Making Sense of Systemic and Cyber Risk Management

Like the old tv commercial, you can pay me now, or you can pay me later…

Time, money, resources, risks, and threats. Never enough of the former, way too much of the later. This pithy statement sadly describes the current state of cybersecurity for many organizations.

When you or your organization are under the gun due to cyber issues, just discovering a breach or data spill or in the middle of an active attack, how do you make the call? What gets the priority? Is it what makes the pain stop now, or is it what will minimize the pain going forward? What is your first response, Band-Aid, tourniquet, amputation, euthanasia? How in those moments do you know if you made a good decision or a career ending mistake? Do you review or grade your responses over time? Honestly, let’s just get out the short swords now everyone…

As an industry, I see more and more leaders take the quick seemingly painless route based on very little data and information. It’s an opportunity to buy a new product that appears to be custom made just for this problem, but as it turns out, it’s not helpful for next weeks’ issue at all and even worse it is not part of a bigger plan (usually)… oh and it’s hard to integrate with your other 31 “must buy now” cyber tools from the last few dozen events. That’s never happened to anyone reading this has it?

How many times can your organization absorb this knee-jerk route to cybersecurity before it no longer sustainable? Will there be any money at this point? Can you afford to make this kind of mistake more than once? Can you afford to make this kind of mistake ever? It’s one thing to be decisive when you have the information you need to make a decision, it’s another when you think you do, and you don’t.

There are entire libraries of books and published frameworks on how to secure your organization and manage risk effectively. The problem is nobody starts that way. Few people understand how to assess plan and manage risk, fewer do it continuously. The CISO never gets hired before the CFO. The IT and Cyber teams’ best intentions give way to overarching growth and operational needs and corners invariably get cut. The one absolute truth here is that it costs way more to apply security later than at the beginning. It feels right and noble when you are MacGyver’ing it together with your hair on fire. However, let’s not kid ourselves, to our adversaries, externally and internally, our infrastructures often resemble a shanty town, just after a natural disaster in their stark lack of resiliency and inconsistent application of policy and standards.

The whole point here is that we have made cybersecurity way too complicated and complex. We are so busy treading water we can’t take the time to prioritize changing so that we can actually improve.

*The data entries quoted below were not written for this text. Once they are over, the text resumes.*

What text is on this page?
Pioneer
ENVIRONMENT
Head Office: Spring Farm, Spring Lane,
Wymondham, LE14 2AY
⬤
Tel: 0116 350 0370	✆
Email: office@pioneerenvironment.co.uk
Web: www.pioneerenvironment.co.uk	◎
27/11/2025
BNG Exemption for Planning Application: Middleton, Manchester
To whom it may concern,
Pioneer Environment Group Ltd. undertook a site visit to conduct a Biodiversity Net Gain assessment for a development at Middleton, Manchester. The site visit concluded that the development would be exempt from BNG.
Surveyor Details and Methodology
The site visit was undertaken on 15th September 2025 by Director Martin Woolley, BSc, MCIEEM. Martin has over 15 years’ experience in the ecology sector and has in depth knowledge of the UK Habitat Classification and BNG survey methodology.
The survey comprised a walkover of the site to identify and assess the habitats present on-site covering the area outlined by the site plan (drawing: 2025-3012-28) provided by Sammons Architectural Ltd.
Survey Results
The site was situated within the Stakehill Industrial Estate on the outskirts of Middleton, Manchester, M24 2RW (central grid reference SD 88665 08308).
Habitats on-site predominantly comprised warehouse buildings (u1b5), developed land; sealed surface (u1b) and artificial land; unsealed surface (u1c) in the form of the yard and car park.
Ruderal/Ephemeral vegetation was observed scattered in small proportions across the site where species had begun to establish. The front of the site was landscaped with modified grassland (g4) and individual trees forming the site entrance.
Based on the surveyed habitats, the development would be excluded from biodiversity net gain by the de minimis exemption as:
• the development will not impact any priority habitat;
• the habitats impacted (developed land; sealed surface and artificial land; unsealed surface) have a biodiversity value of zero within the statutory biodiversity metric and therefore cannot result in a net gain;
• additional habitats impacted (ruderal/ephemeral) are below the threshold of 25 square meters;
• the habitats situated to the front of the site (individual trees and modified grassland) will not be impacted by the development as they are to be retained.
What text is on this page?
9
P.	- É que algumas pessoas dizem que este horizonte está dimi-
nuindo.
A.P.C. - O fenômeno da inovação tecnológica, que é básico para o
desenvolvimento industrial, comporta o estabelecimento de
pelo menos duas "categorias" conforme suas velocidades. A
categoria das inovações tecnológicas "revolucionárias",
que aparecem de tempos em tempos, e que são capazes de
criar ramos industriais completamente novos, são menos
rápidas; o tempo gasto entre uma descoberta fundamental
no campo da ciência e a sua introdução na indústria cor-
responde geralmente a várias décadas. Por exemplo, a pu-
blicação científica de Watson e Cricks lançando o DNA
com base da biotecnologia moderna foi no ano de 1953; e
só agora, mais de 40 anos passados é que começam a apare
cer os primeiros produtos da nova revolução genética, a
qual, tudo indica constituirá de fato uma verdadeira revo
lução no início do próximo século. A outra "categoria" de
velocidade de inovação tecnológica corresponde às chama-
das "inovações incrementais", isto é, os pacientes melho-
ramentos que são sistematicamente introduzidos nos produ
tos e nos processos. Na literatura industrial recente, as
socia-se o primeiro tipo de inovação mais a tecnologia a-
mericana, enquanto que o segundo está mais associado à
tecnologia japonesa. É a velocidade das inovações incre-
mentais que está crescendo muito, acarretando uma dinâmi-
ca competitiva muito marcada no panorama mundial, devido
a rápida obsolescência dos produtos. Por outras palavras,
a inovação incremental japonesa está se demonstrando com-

We have been trained to act decisively in our organizations and in our leadership cultures, but we constantly fall into group think and operate like a herd of prey animals. If I had a bitcoin for every time I heard “because that’s the ways its always been done” I would have A LOT of bitcoin. Effective Cyber Security Risk management boils down to three key areas, know your assets (what you have), have visibility to and baseline your network (what’s happening now) and use threat intelligence (what’s likely coming next) to inform your current and near-term cyber risk.  Easy to say, hard to do in our modern world, but not impossible. More on this in a future post.

As a leader do you have a plan for the next 12-36 months to get and stay secure? Is it driven by a recent comprehensive organization-wide systemic risk assessment or do you just kind of hope (and pray) you don’t get popped (again, that you know of)? Probably not the former but hopefully your organization is better than the latter.

Imagine how great it would be if your technology helped you operate and manage risk better. We need to stop trying to convince ourselves what we are doing is the right thing tactically when all we are is “too busy to change”. Take that first step, assess your organizations’ systemic risk. Dig deep into your people, your processes, and your technologies. Take those findings, really assess your true risk honestly from an organization wide perspective and use well understood operations’ lifecycles like the NIST Cyber Security Framework as a north star to continuously evolve better operational capabilities. Please stop spending money just on point products during crisis and focus on understanding, managing and mitigating your systemic risk as a regular part of doing business. While this is turning into a board room concern, the practitioners among us may have to lead the way.